What is a motion to suppress?

A motion to suppress is a motion that seeks to suppress evidence because it was unlawfully obtained. A motion to suppress is based on the Fourth Amendment to the United States Constitution. In California, Penal Code section 1538.5 sets forth the grounds to bring a motion to suppress (also called a “suppression motion”).

  1. The People Bear The Burden Of Justifying A Warrantless Search

“The Fourth Amendment provides that ‘the right of the people to be secure in their persons, houses, papers, and effects, against unreasonable searches and seizures, shall not be violated . . . .’ This inestimable right of personal security belongs as much to the citizen on the streets of our cities as to the homeowner closeted in his study to dispose of his secret affairs. For, as this Court has always recognized, ‘No right is held more sacred, or is more carefully guarded, by the common law, than the right of every individual to the possession and control of his own person, free from all restraint or interference of others, unless by clear and unquestionable authority of law.’ Union Pac. R. Co. v. Botsford, 141 U.S. 250, 251 (1891).”

(Terry v. Ohio (1968) 392 U.S. 1, 8-9 [88 S.Ct. 1868, 1873, 20 L.Ed.2d 889, 898-899].)

The People have the burden to justify a warrantless search and seizure, Coolidge v. New Hampshire (1971) 403 U.S. 443, 455, People v. Williams (1988) 45 Cal.3d 1268,1297 [Williams I], because warrantless searches and seizures are presumptively illegal. (Katz v. United States (1967) 389 U.S. 347, 357; People v. Laiwa (1983) 34 Cal.3d 711, 725.) 

A search or seizure without a warrant is presumptively illegal, and the prosecution bears the burden of justifying such an intrusion under a recognized exception to the warrant requirement.  (People v. Williams (1999) 20 Cal.4th 119, 125-126.)

The proper procedure flowing from the burden of proof is well-settled in California:

“The obvious solution to this problem is a suppression motion pleading procedure whereby real party speaks first to the issue upon which it bears the burden of proof and petitioner thereafter responds. Petitioner moved to suppress specifically described evidence (see People v. Superior Court (1969) 274 Cal.App.2d 228, 232 [78 Cal.Rptr. 830]) upon the ground such evidence was seized without a warrant; his suppression motion was a sufficient first pleading. The prosecutor should have pleaded his justification prior to the hearing based upon the facts he expected to prove at the hearing. Petitioner should have been allowed an opportunity to file a written response to the attempted justification prior to the hearing. At a cost of one additional pleading, this procedure serves to focus the litigation upon the only relevant issues — the justifications relied upon by real party to sustain the warrantless seizure. Thus, the issues are narrowed and sharpened to the benefit of all concerned.”

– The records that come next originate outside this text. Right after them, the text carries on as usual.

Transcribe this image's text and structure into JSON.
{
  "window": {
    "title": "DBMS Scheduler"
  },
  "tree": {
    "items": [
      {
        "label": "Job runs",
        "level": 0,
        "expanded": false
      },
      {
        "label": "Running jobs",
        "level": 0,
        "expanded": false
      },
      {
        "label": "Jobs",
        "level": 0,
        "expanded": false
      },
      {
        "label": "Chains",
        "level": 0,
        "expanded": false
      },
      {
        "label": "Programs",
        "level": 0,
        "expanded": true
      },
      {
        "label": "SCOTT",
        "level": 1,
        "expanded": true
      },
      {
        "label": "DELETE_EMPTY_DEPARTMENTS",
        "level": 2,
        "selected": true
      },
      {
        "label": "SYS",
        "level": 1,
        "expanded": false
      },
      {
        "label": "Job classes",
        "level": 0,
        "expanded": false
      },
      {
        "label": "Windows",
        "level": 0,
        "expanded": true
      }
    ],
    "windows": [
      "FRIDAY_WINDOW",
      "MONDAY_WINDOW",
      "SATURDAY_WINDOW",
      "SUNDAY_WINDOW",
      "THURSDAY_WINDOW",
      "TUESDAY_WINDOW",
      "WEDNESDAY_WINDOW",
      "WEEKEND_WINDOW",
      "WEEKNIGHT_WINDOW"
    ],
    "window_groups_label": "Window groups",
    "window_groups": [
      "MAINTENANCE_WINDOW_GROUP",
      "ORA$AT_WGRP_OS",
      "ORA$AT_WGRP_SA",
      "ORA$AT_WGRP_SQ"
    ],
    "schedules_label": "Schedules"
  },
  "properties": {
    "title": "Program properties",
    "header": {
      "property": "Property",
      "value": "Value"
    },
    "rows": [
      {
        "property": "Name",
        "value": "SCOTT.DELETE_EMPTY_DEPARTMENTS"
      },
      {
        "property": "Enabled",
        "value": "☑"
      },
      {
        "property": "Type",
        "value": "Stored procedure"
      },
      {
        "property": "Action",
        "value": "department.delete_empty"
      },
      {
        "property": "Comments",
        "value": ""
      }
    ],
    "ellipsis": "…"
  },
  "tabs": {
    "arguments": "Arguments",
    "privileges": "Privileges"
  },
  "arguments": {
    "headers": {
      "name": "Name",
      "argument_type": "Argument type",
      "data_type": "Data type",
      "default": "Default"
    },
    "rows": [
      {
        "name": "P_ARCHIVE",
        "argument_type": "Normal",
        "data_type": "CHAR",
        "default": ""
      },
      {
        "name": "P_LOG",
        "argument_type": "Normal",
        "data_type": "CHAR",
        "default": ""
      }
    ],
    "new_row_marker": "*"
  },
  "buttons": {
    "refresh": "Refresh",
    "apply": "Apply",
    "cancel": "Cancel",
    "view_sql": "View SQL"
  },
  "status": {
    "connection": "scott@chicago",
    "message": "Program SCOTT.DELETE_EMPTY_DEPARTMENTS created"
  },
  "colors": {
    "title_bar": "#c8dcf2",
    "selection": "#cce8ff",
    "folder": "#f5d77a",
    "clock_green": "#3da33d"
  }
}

(Wilder v. Superior Court (1979) 92 Cal.App.3d 90, 96-97 [154 Cal.Rptr. 494].)

  1. All Evidence Discovered During An Illegal Search Must Be Suppressed

Any evidence seized as a result of an illegal detention, arrest, search, or seizure is tainted by the illegality and subject to suppression. (Wilson v. Superior Court (1983) 34 Cal.3d 777, 791; Brown v. Illinois (1975) 422 U.S. 590, 601.) Such evidence includes not only the primary evidence seized during the course of the unlawful conduct itself, but also any secondary or derivative evidence subsequently obtained through the information gained during the course of such conduct. This so-called “fruit of the poisonous tree” must be excluded. (Wong Sun v. United States (1963) 37 U.S. 471; People v. Mayfield (1997) 14 Cal.4th 668, 760; People v. Gonzalez (1998) 64 Cal.App.4th 432, 440-447.)